How this happens and what happens is the big hack.This is actually not supposed to happen. Microsoft does not give an explanation of how to do this. To make a credential provider with MFA, Microsoft explains the COM interfaces and how you might accomplish it. For this, there is no roadmap. Instead, I had to look at what is happening..What process is being run? How is the data being passed? What is the data? None of this is documented. Stack Overflow gave some hints about what process was running. After knowing that, I could at least trap the process and look at its command line, and where the data was. That was it. After that, I had to get to investigating what the data might be. I added a bunch of logging, and could look at the data block contents after logging it. I did a bunch of analysis trying to look at what was common between each elevation, and what was different. I tried MSIs, EXEs, and other types of elevations trying to categorize each type of elevation, and then from the data block determine its structure. After looking at all this data, I could see that certain offsets in the data block indicated what kind of elevation it was. Other offsets indicated information about the file. Others about the user session. And, one of our partners that was helping us indicated to us about some security information. So, in this data block we were able to identify enough information to accomplish our task of extracting the elevation information. I suppose it would have been much easier if we had the source code, but we were trying to reverse engineer it.
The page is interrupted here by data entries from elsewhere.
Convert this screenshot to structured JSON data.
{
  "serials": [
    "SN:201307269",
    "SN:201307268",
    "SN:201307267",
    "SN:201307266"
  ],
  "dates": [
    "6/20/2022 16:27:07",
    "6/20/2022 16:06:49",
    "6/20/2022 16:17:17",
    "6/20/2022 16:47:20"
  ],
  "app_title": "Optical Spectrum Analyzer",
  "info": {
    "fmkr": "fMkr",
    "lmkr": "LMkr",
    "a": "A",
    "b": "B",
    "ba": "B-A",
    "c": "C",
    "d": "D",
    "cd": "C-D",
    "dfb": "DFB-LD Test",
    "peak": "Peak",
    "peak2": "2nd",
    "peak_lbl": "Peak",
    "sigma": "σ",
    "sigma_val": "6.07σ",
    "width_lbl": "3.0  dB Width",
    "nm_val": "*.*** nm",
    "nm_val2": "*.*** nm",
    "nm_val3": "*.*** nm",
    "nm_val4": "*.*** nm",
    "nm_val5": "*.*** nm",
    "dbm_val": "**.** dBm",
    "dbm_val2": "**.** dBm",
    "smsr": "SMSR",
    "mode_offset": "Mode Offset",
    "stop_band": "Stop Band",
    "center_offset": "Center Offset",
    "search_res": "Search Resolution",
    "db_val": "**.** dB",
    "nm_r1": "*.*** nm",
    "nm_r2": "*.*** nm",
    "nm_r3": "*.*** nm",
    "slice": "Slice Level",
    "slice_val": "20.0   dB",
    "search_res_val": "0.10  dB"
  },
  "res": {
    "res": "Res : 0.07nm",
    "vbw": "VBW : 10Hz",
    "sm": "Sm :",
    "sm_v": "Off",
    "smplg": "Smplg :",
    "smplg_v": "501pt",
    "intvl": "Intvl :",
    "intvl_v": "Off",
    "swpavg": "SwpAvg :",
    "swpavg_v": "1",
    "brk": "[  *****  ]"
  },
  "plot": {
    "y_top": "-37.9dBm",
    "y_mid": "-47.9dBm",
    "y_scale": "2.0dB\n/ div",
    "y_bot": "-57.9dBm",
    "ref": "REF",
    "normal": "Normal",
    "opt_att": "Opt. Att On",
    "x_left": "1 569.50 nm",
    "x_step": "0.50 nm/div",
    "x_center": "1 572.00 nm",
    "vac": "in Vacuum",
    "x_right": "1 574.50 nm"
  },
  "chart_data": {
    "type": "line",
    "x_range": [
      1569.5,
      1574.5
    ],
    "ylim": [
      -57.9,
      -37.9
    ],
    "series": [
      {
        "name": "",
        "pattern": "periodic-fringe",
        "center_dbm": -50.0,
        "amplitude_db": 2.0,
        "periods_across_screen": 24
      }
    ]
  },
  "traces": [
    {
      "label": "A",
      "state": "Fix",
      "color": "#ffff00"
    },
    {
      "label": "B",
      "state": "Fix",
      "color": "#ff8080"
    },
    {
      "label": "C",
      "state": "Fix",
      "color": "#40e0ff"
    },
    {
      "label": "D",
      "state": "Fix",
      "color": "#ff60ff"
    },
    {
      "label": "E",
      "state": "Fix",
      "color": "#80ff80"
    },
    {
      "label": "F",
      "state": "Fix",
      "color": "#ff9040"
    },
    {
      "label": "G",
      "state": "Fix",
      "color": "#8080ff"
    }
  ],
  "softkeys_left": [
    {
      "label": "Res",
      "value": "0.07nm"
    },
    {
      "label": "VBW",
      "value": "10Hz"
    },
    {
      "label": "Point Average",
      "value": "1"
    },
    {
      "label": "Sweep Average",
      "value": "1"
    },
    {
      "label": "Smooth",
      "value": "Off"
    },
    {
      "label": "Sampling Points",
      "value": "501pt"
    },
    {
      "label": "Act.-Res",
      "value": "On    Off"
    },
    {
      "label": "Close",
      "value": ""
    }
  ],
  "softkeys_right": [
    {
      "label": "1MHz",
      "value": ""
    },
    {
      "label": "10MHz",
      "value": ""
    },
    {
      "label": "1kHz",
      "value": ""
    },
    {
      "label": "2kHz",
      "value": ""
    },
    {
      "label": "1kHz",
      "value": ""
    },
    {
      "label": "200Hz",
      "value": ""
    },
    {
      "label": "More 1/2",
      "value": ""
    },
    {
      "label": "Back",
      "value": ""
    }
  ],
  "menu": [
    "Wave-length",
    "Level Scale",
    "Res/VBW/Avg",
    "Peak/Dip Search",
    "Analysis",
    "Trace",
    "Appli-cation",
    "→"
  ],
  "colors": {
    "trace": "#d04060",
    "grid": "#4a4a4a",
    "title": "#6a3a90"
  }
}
There was a lot of other information we could not identify, but thankfully enough to intercept the process.

I would love to give more details, but that is confidential information. Evo is a company that has accomplished this and there is at least one other who has a product that does something similar, but maybe not as polished.

All I can ask is for the reader to consider the hack… You go to launch some program. It needs elevation. Windows internally tries to launch a program to get credentials to elevate, and instead, Evo’s program is launched instead. There is no COM interface that you can register, no registry setting to manipulate. It’s just pure unadulterated hackery/reverse engineering.